Commenting on their inability to claim the benefits they were entitled to, Mark said, “I think the system is very unkind. We have lost count of how many appeals we have had. We’ve had to fight tooth and nail every step of the way to get benefits.

“They have no problem in suspending benefits. It’s not an issue for them. They just put a tick in a box and a stroke across a piece of paper and they alter your lives, which is fundamentally unfair.
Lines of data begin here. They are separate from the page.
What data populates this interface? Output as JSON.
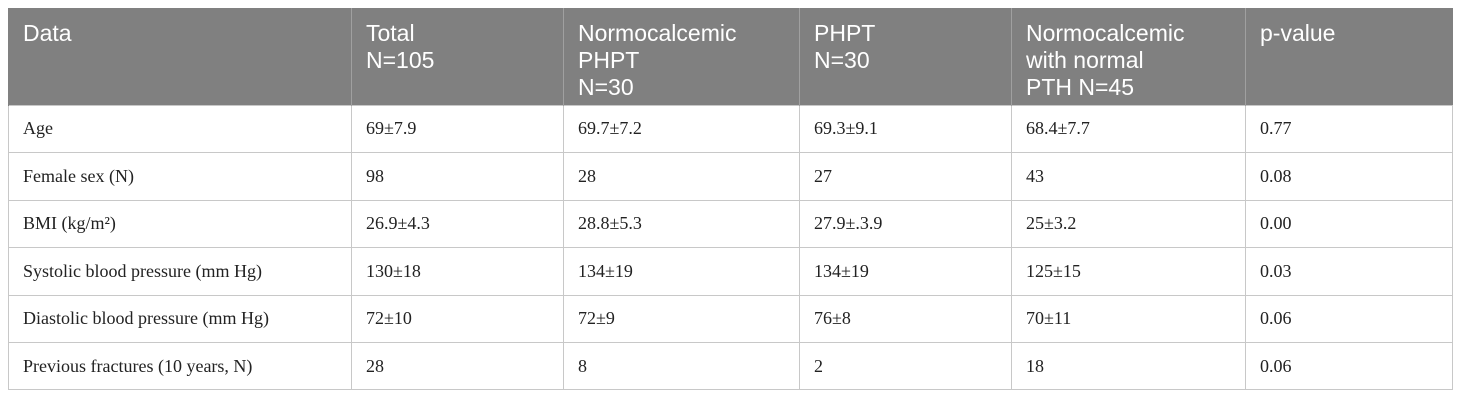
{
  "table": {
    "headers": [
      "Data",
      "Total\nN=105",
      "Normocalcemic\nPHPT\nN=30",
      "PHPT\nN=30",
      "Normocalcemic\nwith normal\nPTH N=45",
      "p-value"
    ],
    "rows": [
      [
        "Age",
        "69±7.9",
        "69.7±7.2",
        "69.3±9.1",
        "68.4±7.7",
        "0.77"
      ],
      [
        "Female sex (N)",
        "98",
        "28",
        "27",
        "43",
        "0.08"
      ],
      [
        "BMI (kg/m²)",
        "26.9±4.3",
        "28.8±5.3",
        "27.9±.3.9",
        "25±3.2",
        "0.00"
      ],
      [
        "Systolic blood pressure (mm Hg)",
        "130±18",
        "134±19",
        "134±19",
        "125±15",
        "0.03"
      ],
      [
        "Diastolic blood pressure (mm Hg)",
        "72±10",
        "72±9",
        "76±8",
        "70±11",
        "0.06"
      ],
      [
        "Previous fractures (10 years, N)",
        "28",
        "8",
        "2",
        "18",
        "0.06"
      ]
    ]
  }
}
You have those who have the power to do this to you and those of us who don’t have the power to resist it.”

'I think the system is very unkind....You have those who 
have the power to do this to you and those of us who 
don’t have the power to resist it.' - Mark Mullins
This happened within our society.  It will go on happening until we decide it must not happen on our watch again.  

That means more than a donation to a charity, of whatever size.

It means more than shedding a tear at the slick video clips with often heart-rending content shown on such as 'Children in Need'.

It means more than getting off your backside at elections once every few years, forgetting about the 'X-Factor' or 'Coronation Street' for one night, and getting down to the voting station to cast your vote for radical change.

It does mean you have to reclaim how we build and maintain our society from the numpties and eejits who have been left to get on with it at Westminster and Holyrood, for their model of society has failed Helen and Mark in the worst possible way.

It does mean you have to start holding your MP, your MSPs and your governments to account - fully and properly and regularly, not just at elections.  If you need training in how to do that, contact me via this blog.

I have borne witness to another human being driven to killing herself.  It is an experience beyond both comprehension and description, and yet my experience is nothing to what each of these human beings has endured.  For some, death is a better answer than life, as the system has nothing to offer and my personal experience has made me accept and respect that.  For Mark and Helen Mullins, the system changes needed to give them real support and real hope were so minor, the fact that they were missing tells us we have created a society where life is cheaper than than the average weekly shop.  We are but a heartbeat away from sliding into becoming a society where the value systems on display would not be unfamiliar to those who lived in national socialist Germany in the late 1930's.


One of the few who did challenge the cheapening of life of those who did not fit the Nazi model was Pastor Friedrich Niemöller.  His legacy to us is a piece of verse which is as relevant today as it was then:
First they came for the communists, and I didn't speak out because I wasn't a communist.
Then they came for the trade unionists, and I didn't speak out because I wasn't a trade unionist.
Then they came for the Jews, and I didn't speak out because I wasn't a Jew.
Then they came for me and there was no one left to speak out for me.
With Helen and Mark, they did not have to come for them.  'They' [we, us, our society] simply stood aside and allowed them to fall to such depths of agony, despair and inhumanity, that death offered them a warmer, safer place.